Vlado took his bearings. They were on a four-lane road heading east, out of the city, the buildings growing sparser.
“Keep going,” he said. “I know a place. Somewhere I did some work when I first got here. Another mile or so, then go north. I’ll tell you when.”
It was too late to back out now. Too late to do anything but keep driving and do the best with what they had. The man in the trunk was dead, and he’d always be in the back of Vlado’s mind as a casualty he’d inflicted, his first. It would be something to hide from his wife and daughter and anyone else he ever met. There would always be this man’s body rid
ing behind him.
It took another twenty minutes to reach the site. Vlado had unloaded old pipes there, the innards of some building he’d helped gut during his first month in Berlin, before the construction job had opened up. The lot was closed, just as it had been then, with broken padlocks on all the fences, which made it an ideal place for illegal dumping. There was an old waste lagoon in the back, sludge and chemicals and abandoned grocery carts jutting from the ooze.

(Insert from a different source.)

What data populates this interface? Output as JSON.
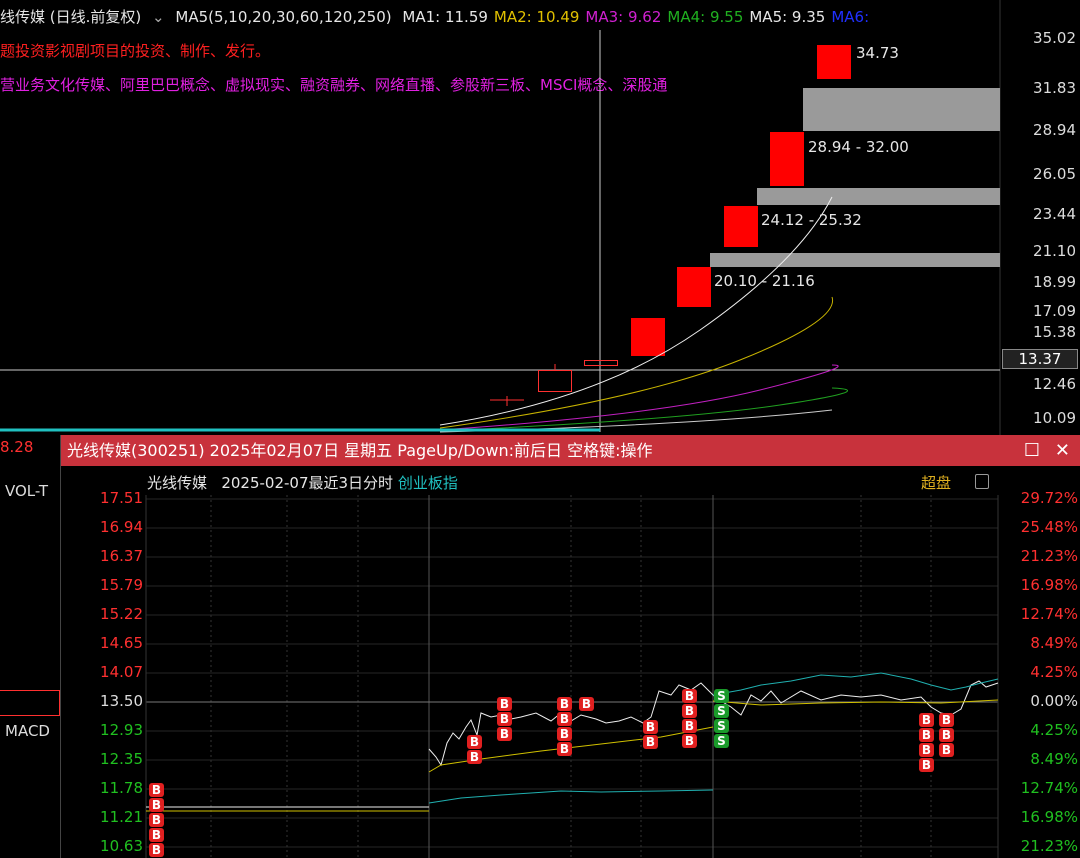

They looped some of Huso’s rope through cinder blocks and a discarded section of heavy iron scaffolding. Then they tied everything to Popovic, knotting the rope around his chest. It took all three of them to heave the body and all the weight over the lip of the lagoon. He sank slowly into the dark, bubbling mess. For a moment they stood, wiping their hands on their pants, staring at the spot as if the body might bob back to the surface at any moment. Then, without saying a word, they climbed into the car.
No one spoke on the way back, and Vlado hadn’t mentioned a word of it to anyone in the few weeks since then. But now, with Pine waiting for an answer, Vlado had to see Haris one last time. Had to ask him if anyone had come poking around with questions, or if anyone had ever responded to his initial report to the police. He especially wanted to know if Haris had ever heard from anyone at the tribunal. For all Vlado knew, this assignment might yet have something to do with Popovic. Or maybe that was just the convoluted thinking of a guilty conscience.
Vlado had learned earlier where Haris lived, and now he took the elevator to the sixth floor, the building quiet at this hour. It was a carbon copy of his own, one of those gray slabs the East Germans had built in their haste to replace the wreckage of World War II. Vlado knocked, not looking forward to the moment of confrontation, worried about what he’d learn. And even with everything that had happened, he still wasn’t used to the idea of speaking with someone who’d slept with his wife. He knocked a second time, worried no one was home. But finally there was a scraping sound, and the door opened narrowly against a security chain. A woman’s drawn, thin face stared back at him, her body stooped before its time. This would be Saliha, Haris’s sister.